Incidono inoltre l’usura dei freni, degli pneumatici e l’abrasione del manto stradale, fenomeni strettamente collegati alla circolazione veicolare.

PM2.5: confermato il ruolo del porto

Anche per il PM2.5 il traffico navale rappresenta una delle principali sorgenti emissive.

Secondo l’inventario ARPA:

  • le attività marittime incidono per circa l’11%;
  • i mezzi pesanti per circa il 9%;
  • le automobili per circa il 10%.


I dati confermano come il sistema portuale continui ad avere un ruolo rilevante nella produzione di particolato fine all’interno dell’area urbana.
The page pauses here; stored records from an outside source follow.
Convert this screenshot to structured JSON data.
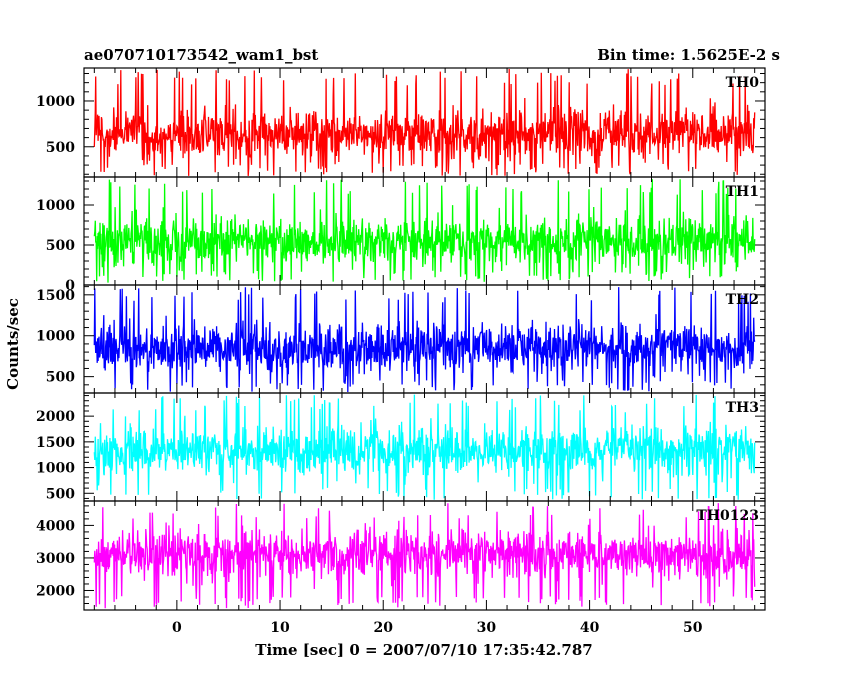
{
  "chart_data": {
    "type": "line",
    "title_left": "ae070710173542_wam1_bst",
    "title_right": "Bin time: 1.5625E-2 s",
    "xlabel": "Time [sec] 0 = 2007/07/10 17:35:42.787",
    "ylabel": "Counts/sec",
    "xlim": [
      -9,
      57
    ],
    "data_x_range": [
      -8,
      56
    ],
    "x_ticks": [
      0,
      10,
      20,
      30,
      40,
      50
    ],
    "x_tick_labels": [
      "0",
      "10",
      "20",
      "30",
      "40",
      "50"
    ],
    "grid": false,
    "panels": [
      {
        "label": "TH0",
        "color": "#ff0000",
        "ylim": [
          170,
          1360
        ],
        "y_ticks": [
          500,
          1000
        ],
        "y_tick_labels": [
          "500",
          "1000"
        ],
        "series_stats": {
          "mean": 640,
          "min": 180,
          "max": 1350
        }
      },
      {
        "label": "TH1",
        "color": "#00ff00",
        "ylim": [
          0,
          1350
        ],
        "y_ticks": [
          0,
          500,
          1000
        ],
        "y_tick_labels": [
          "0",
          "500",
          "1000"
        ],
        "series_stats": {
          "mean": 560,
          "min": 30,
          "max": 1330
        }
      },
      {
        "label": "TH2",
        "color": "#0000ff",
        "ylim": [
          300,
          1620
        ],
        "y_ticks": [
          500,
          1000,
          1500
        ],
        "y_tick_labels": [
          "500",
          "1000",
          "1500"
        ],
        "series_stats": {
          "mean": 860,
          "min": 310,
          "max": 1600
        }
      },
      {
        "label": "TH3",
        "color": "#00ffff",
        "ylim": [
          350,
          2450
        ],
        "y_ticks": [
          500,
          1000,
          1500,
          2000
        ],
        "y_tick_labels": [
          "500",
          "1000",
          "1500",
          "2000"
        ],
        "series_stats": {
          "mean": 1330,
          "min": 370,
          "max": 2430
        }
      },
      {
        "label": "TH0123",
        "color": "#ff00ff",
        "ylim": [
          1400,
          4750
        ],
        "y_ticks": [
          2000,
          3000,
          4000
        ],
        "y_tick_labels": [
          "2000",
          "3000",
          "4000"
        ],
        "series_stats": {
          "mean": 3100,
          "min": 1450,
          "max": 4700
        }
      }
    ]
  }
}
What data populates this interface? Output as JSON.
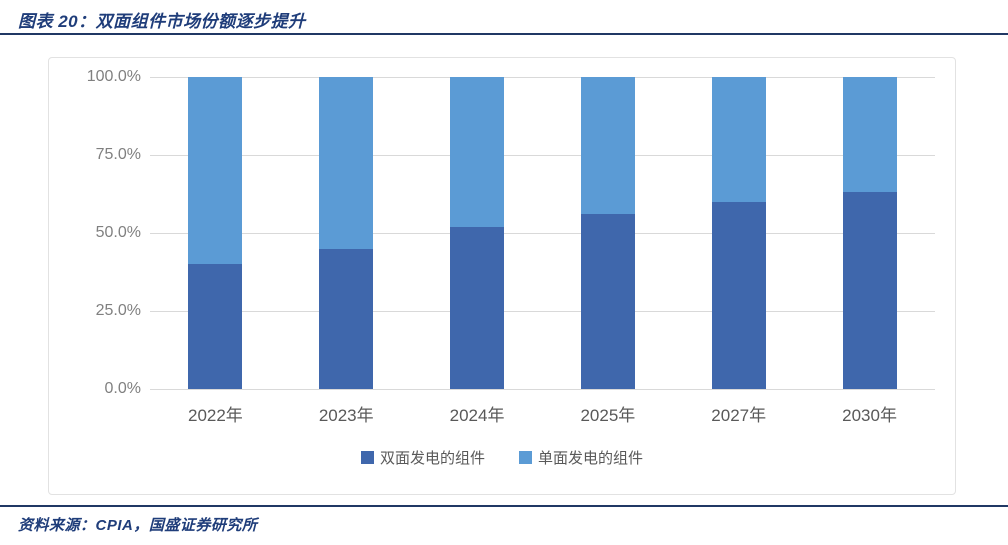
{
  "figure": {
    "title": "图表 20：双面组件市场份额逐步提升",
    "source": "资料来源：CPIA，国盛证券研究所"
  },
  "colors": {
    "title_navy": "#1f3d7a",
    "divider_navy": "#203864",
    "grid_gray": "#d9d9d9",
    "axis_label_gray": "#808080",
    "category_label_gray": "#595959",
    "bifacial_dark_blue": "#3f67ac",
    "monofacial_light_blue": "#5b9bd5"
  },
  "chart_data": {
    "type": "bar",
    "stacked": true,
    "percent_stacked": true,
    "title": "双面组件市场份额逐步提升",
    "categories": [
      "2022年",
      "2023年",
      "2024年",
      "2025年",
      "2027年",
      "2030年"
    ],
    "series": [
      {
        "name": "双面发电的组件",
        "color": "#3f67ac",
        "values": [
          40,
          45,
          52,
          56,
          60,
          63
        ]
      },
      {
        "name": "单面发电的组件",
        "color": "#5b9bd5",
        "values": [
          60,
          55,
          48,
          44,
          40,
          37
        ]
      }
    ],
    "xlabel": "",
    "ylabel": "",
    "ylim": [
      0,
      100
    ],
    "yticks": [
      {
        "value": 100,
        "label": "100.0%"
      },
      {
        "value": 75,
        "label": "75.0%"
      },
      {
        "value": 50,
        "label": "50.0%"
      },
      {
        "value": 25,
        "label": "25.0%"
      },
      {
        "value": 0,
        "label": "0.0%"
      }
    ],
    "grid": true,
    "legend_position": "bottom"
  }
}
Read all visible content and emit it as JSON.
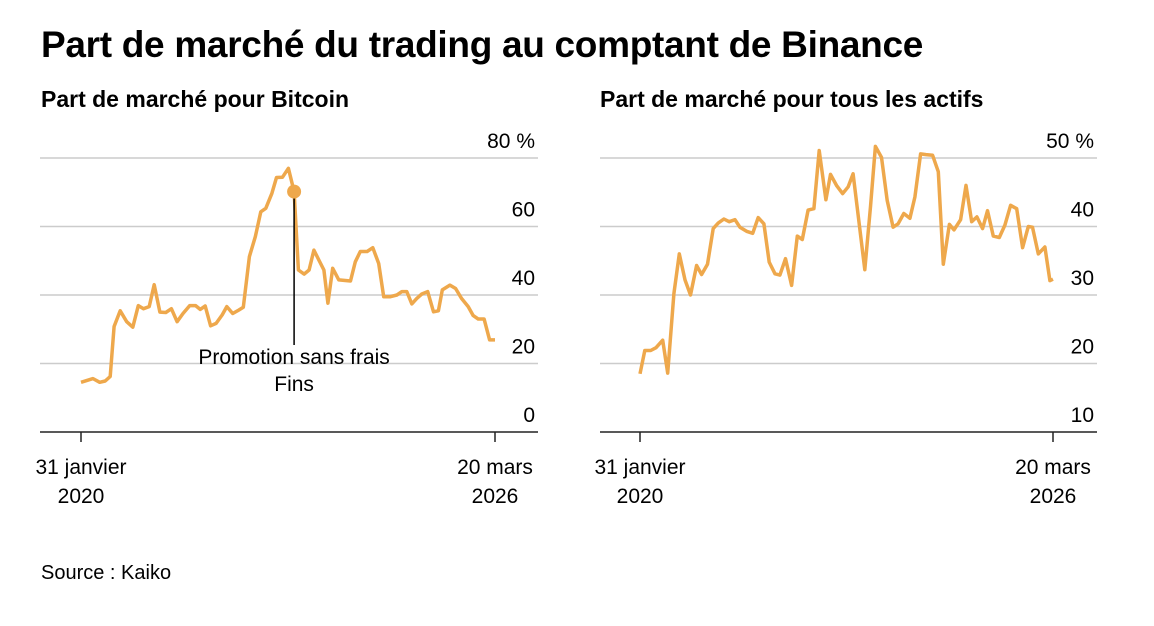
{
  "title": "Part de marché du trading au comptant de Binance",
  "source": "Source : Kaiko",
  "line_color": "#eea84c",
  "chart_data": [
    {
      "type": "line",
      "title": "Part de marché pour Bitcoin",
      "ylim": [
        0,
        80
      ],
      "yticks": [
        0,
        20,
        40,
        60,
        80
      ],
      "ytick_labels": [
        "0",
        "20",
        "40",
        "60",
        "80 %"
      ],
      "grid": true,
      "xlim": [
        "2020-01-31",
        "2026-03-20"
      ],
      "xtick_labels": [
        {
          "date": "2020-01-31",
          "line1": "31 janvier",
          "line2": "2020"
        },
        {
          "date": "2026-03-20",
          "line1": "20 mars",
          "line2": "2026"
        }
      ],
      "annotation": {
        "date": "2023-03-29",
        "value": 70.2,
        "line1": "Promotion sans frais",
        "line2": "Fins"
      },
      "x": [
        "2020-01-31",
        "2020-04-05",
        "2020-05-11",
        "2020-06-10",
        "2020-07-07",
        "2020-07-28",
        "2020-08-30",
        "2020-10-04",
        "2020-11-06",
        "2020-12-06",
        "2021-01-03",
        "2021-02-03",
        "2021-03-02",
        "2021-04-02",
        "2021-05-04",
        "2021-06-03",
        "2021-07-04",
        "2021-08-05",
        "2021-09-10",
        "2021-10-12",
        "2021-11-06",
        "2021-12-03",
        "2022-01-01",
        "2022-01-31",
        "2022-03-05",
        "2022-03-30",
        "2022-05-01",
        "2022-06-02",
        "2022-06-27",
        "2022-07-30",
        "2022-08-31",
        "2022-09-30",
        "2022-10-27",
        "2022-11-29",
        "2022-12-24",
        "2023-01-25",
        "2023-02-26",
        "2023-03-29",
        "2023-04-21",
        "2023-05-22",
        "2023-06-18",
        "2023-07-14",
        "2023-08-10",
        "2023-09-06",
        "2023-09-28",
        "2023-10-24",
        "2023-11-26",
        "2024-01-28",
        "2024-02-23",
        "2024-03-21",
        "2024-04-27",
        "2024-05-28",
        "2024-06-29",
        "2024-07-26",
        "2024-08-31",
        "2024-10-05",
        "2024-11-01",
        "2024-11-28",
        "2024-12-25",
        "2025-01-21",
        "2025-02-17",
        "2025-03-21",
        "2025-04-21",
        "2025-05-18",
        "2025-06-08",
        "2025-07-19",
        "2025-08-19",
        "2025-09-20",
        "2025-10-26",
        "2025-11-22",
        "2025-12-19",
        "2026-01-20",
        "2026-02-19",
        "2026-03-20"
      ],
      "y": [
        14.5,
        15.6,
        14.5,
        14.9,
        16.2,
        30.8,
        35.4,
        32.2,
        30.6,
        36.9,
        36.0,
        36.6,
        43.0,
        35.0,
        34.9,
        36.0,
        32.2,
        34.6,
        36.9,
        36.9,
        35.8,
        36.8,
        31.0,
        31.7,
        34.2,
        36.6,
        34.6,
        35.6,
        36.4,
        51.2,
        57.0,
        64.3,
        65.3,
        69.7,
        74.3,
        74.4,
        77.0,
        70.2,
        47.3,
        46.1,
        47.3,
        53.1,
        50.2,
        47.3,
        37.6,
        47.8,
        44.4,
        44.1,
        49.7,
        52.7,
        52.7,
        53.8,
        49.2,
        39.5,
        39.5,
        40.0,
        41.0,
        41.0,
        37.4,
        39.0,
        40.3,
        41.0,
        35.1,
        35.4,
        41.5,
        42.9,
        41.9,
        39.0,
        36.6,
        34.0,
        33.0,
        33.0,
        26.9,
        26.9
      ]
    },
    {
      "type": "line",
      "title": "Part de marché pour tous les actifs",
      "ylim": [
        10,
        50
      ],
      "yticks": [
        10,
        20,
        30,
        40,
        50
      ],
      "ytick_labels": [
        "10",
        "20",
        "30",
        "40",
        "50 %"
      ],
      "grid": true,
      "xlim": [
        "2020-01-31",
        "2026-03-20"
      ],
      "xtick_labels": [
        {
          "date": "2020-01-31",
          "line1": "31 janvier",
          "line2": "2020"
        },
        {
          "date": "2026-03-20",
          "line1": "20 mars",
          "line2": "2026"
        }
      ],
      "x": [
        "2020-01-31",
        "2020-02-26",
        "2020-03-29",
        "2020-04-27",
        "2020-06-02",
        "2020-06-29",
        "2020-08-02",
        "2020-08-31",
        "2020-10-01",
        "2020-10-31",
        "2020-12-03",
        "2020-12-30",
        "2021-01-31",
        "2021-03-03",
        "2021-03-30",
        "2021-04-30",
        "2021-05-29",
        "2021-06-29",
        "2021-07-26",
        "2021-08-31",
        "2021-10-03",
        "2021-11-02",
        "2021-12-03",
        "2022-01-01",
        "2022-02-01",
        "2022-02-28",
        "2022-03-30",
        "2022-05-02",
        "2022-06-02",
        "2022-06-29",
        "2022-07-31",
        "2022-08-31",
        "2022-09-29",
        "2022-11-04",
        "2022-11-29",
        "2023-01-01",
        "2023-02-03",
        "2023-03-05",
        "2023-04-01",
        "2023-05-04",
        "2023-06-03",
        "2023-07-04",
        "2023-07-31",
        "2023-09-02",
        "2023-10-03",
        "2023-11-04",
        "2023-12-01",
        "2024-01-01",
        "2024-02-03",
        "2024-03-01",
        "2024-04-01",
        "2024-04-30",
        "2024-06-05",
        "2024-07-06",
        "2024-08-02",
        "2024-09-04",
        "2024-09-29",
        "2024-11-04",
        "2024-12-03",
        "2025-01-03",
        "2025-01-31",
        "2025-03-03",
        "2025-03-30",
        "2025-04-30",
        "2025-06-02",
        "2025-07-02",
        "2025-08-02",
        "2025-09-04",
        "2025-10-06",
        "2025-11-06",
        "2025-11-29",
        "2025-12-30",
        "2026-02-04",
        "2026-03-03",
        "2026-03-20"
      ],
      "y": [
        18.5,
        21.9,
        21.9,
        22.3,
        23.4,
        18.6,
        30.2,
        36.0,
        32.2,
        30.0,
        34.3,
        33.0,
        34.5,
        39.7,
        40.5,
        41.1,
        40.7,
        41.0,
        39.9,
        39.3,
        39.0,
        41.3,
        40.4,
        34.8,
        33.1,
        32.9,
        35.3,
        31.4,
        38.6,
        38.1,
        42.4,
        42.6,
        51.1,
        43.9,
        47.6,
        46.0,
        44.8,
        45.8,
        47.7,
        40.4,
        33.7,
        42.9,
        51.7,
        50.1,
        43.8,
        39.9,
        40.4,
        41.9,
        41.2,
        44.3,
        50.6,
        50.5,
        50.4,
        48.0,
        34.5,
        40.3,
        39.5,
        41.0,
        46.0,
        40.7,
        41.4,
        39.7,
        42.3,
        38.6,
        38.4,
        40.2,
        43.1,
        42.6,
        36.9,
        40.0,
        39.9,
        36.0,
        37.0,
        32.1,
        32.3
      ]
    }
  ]
}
Le conclusioni del rapporto ARPA Sicilia

Il documento evidenzia una situazione complessivamente conforme agli attuali limiti di legge, ma mette in luce anche le sfide che attendono Messina nei prossimi anni.

L’entrata in vigore della nuova Direttiva europea sulla qualità dell’aria, prevista nel 2030, introdurrà limiti significativamente più severi, soprattutto per biossido di azoto e particolato fine.

I dati mostrano inoltre che il traffico marittimo rappresenta la principale fonte di emissioni di ossidi di azoto nel territorio comunale, mentre per PM10 e PM2.5 continua a fornire un contributo importante insieme al traffico stradale.

La fotografia scattata da ARPA Sicilia costituisce quindi un riferimento tecnico utile per valutare le future politiche di riduzione delle emissioni nell’area dello Stretto di Messina, con particolare attenzione al comparto portuale e ai trasporti urbani.